Sequestration mostly hits so-called discretionary spending, the money approved by Congress each year to run agency operations. Ryan wants to cut autopilot-like spending on so-called entitlement programs like Medicare to ease sequestration's effects on both the Pentagon and domestic programs.
"I think we all agree that there's a smarter way to cut spending" than sequestration, Ryan said. "If I can reform entitlement programs where the savings compound annually ... that is more valuable for reducing the debt that a one-time spending cut in discretionary spending."
Reid reiterated that Democrats aren't interested in doing that until Republicans are willing to look at raising tax revenues.
The automatic spending cuts are mandated by the failure of the 2011 deficit supercommittee to reach an agreement. They would carve $91 billion from the day-to-day budgets of the Pentagon and domestic agencies in 2014 compared with the limits set by the 2011 budget deal. The Pentagon would absorb almost 60 percent of the cuts.
While the first official meeting of the larger House-Senate negotiating team is scheduled for next week, Ryan and Murray have already been talking.
Republicans are looking at a bushel basket of cuts to Medicare health care providers contained in Obama's budget. They also have voiced support for curbing Social Security cost-of-living adjustments, or COLAs, an idea Obama has backed, but only in the context of a broader deal in which Republicans would allow tax increases. That proposal won't fly in the current talks.
So where might common ground be found? One option embraced by Murray and utilized earlier this year to ease $12 billion worth of sequestration cuts would be to lower spending "caps" in future years to offset some of the automatic cuts now. That would save $142 billion over the coming decade.
There are also several supercommittee ideas like curbing Postal Service cost overruns, making federal workers contribute more to their pensions and raising premiums on higher-income Medicare beneficiaries.
There are also lots of fee proposals contained in Obama's budget, but most of them promise lots of irritation while raising relatively little money. Lawmakers have annually repelled attempts by Obama to increase airline security fees by $18 billion over a decade to help pay for Transportation Security Administration operations.

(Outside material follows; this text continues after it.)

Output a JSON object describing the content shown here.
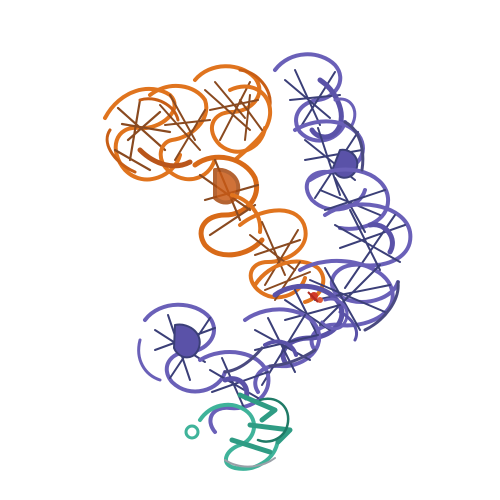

Democrats, meanwhile, are wary of using cuts to Medicare and other entitlement programs to ease cuts in the defense budget. Negotiators still might explore curbing generous military retirement, health care and prescription drug benefits as a way to restore cuts to readiness and procurement of weapons systems.
"Congressional Democrats and the White House, rightly in my view, don't want to use domestic entitlement cuts to offset easing or eliminating the defense side of sequestration on top of the nondefense discretionary side," said Robert Greenstein, president of the Center on Budget and Policy Priorities.
Even a small deal promises to be a challenge. Those watching the talks say there's no shortage of issues that could cause them to unravel.
"I think you would always bet on failure if you had to pick an outcome. This is the Congress after all, and repeated experiences with this issue set would say that failure is the most likely scenario," said former longtime Senate GOP aide Rohit Kumar, a tax policy expert with PricewaterhouseCoopers LLP. "For a deal to come together both sides have to be able to declare victory."